A eficácia do tratamento da privação do sono tem sido demonstrada em numerosos estudos internacionais com milhares de doentes deprimidos. Uma combinação racional e cientificamente sólida com outras intervenções cronoterapêuticas, como a terapia da luz, melhora o resultado, que é comparável ao do tratamento farmacológico, com um início de acção significativamente mais rápido e menos efeitos secundários indesejáveis. Um manual desenvolvido nos últimos anos também facilita a implementação de tratamento de privação de sono em regime ambulatório e de internamento [10].
A utilização da privação do sono na investigação médica tem proporcionado perspectivas fascinantes sobre as ligações entre a afectividade e a cronobiologia.
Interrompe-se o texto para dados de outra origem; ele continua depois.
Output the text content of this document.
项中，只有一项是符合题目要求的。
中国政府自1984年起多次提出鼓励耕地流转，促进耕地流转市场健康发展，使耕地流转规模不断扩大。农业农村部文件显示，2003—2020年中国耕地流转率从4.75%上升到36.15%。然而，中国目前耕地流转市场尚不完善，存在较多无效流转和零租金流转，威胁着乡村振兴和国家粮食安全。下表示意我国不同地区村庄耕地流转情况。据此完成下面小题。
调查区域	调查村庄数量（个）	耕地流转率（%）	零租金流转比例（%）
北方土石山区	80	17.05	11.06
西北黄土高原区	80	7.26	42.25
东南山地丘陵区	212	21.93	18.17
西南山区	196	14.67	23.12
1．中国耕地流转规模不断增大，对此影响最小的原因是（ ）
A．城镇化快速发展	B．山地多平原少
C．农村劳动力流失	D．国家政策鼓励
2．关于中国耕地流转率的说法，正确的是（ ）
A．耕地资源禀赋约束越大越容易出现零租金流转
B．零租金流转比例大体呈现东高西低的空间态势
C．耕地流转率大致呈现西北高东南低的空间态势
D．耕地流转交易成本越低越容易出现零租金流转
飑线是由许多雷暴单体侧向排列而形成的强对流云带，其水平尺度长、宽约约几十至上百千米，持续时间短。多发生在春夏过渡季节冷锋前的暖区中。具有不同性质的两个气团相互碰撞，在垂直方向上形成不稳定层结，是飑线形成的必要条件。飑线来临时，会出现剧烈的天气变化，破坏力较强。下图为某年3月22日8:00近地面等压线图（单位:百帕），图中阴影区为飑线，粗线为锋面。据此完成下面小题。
Devido à crescente evidência sobre a eficácia e segurança do tratamento da privação de sono, bem como a relevância dos seus biomecanismos, é cada vez mais considerado por mais clínicos e investigadores como um tratamento de primeira linha para as perturbações afectivas [7].
Literatura:
- Wirz-Justice A, Terman M: Handb Clin Neurol 2012; 106: 697-713.
- Bunney BG, Bunney WE: Biol Psychiatry 2013; 73(12): 1164-1171.
- Hemmeter UM, Hemmeter-Spernal J, Krieg JC: Expert Rev Neurother 2010; 10(7): 1101-1115.
- Sheline YI, et al: Proc Natl Acad Sciad U S A 2010; 107(24): 11020-11025.
- Bosch OG, et al: Proc Natl Acad Sci U S A 2013; 110(48): 19597-19602.
- DGPPN, et al.: 2010, Berlin, Heidelberg, New York: Springer-Verlag GmbH.
- Benedetti F, Colombo C: Neuropsicobiologia 2011; 64(3): 141-151.
- Bauer M, et al: World J Biol Psychiatry 2013; 14(5): 334-385.
- Dallaspezia S, Benedetti F: Perito Rev Neurother 2011; 11(7): 961-970.
- Wirz-Justice A, Benedetti F, Terman M: 2009, Basileia, Suíça: Karger.
InFo NEUROLOGIA & PSYCHIATRY 2014; 12(2): 16-18.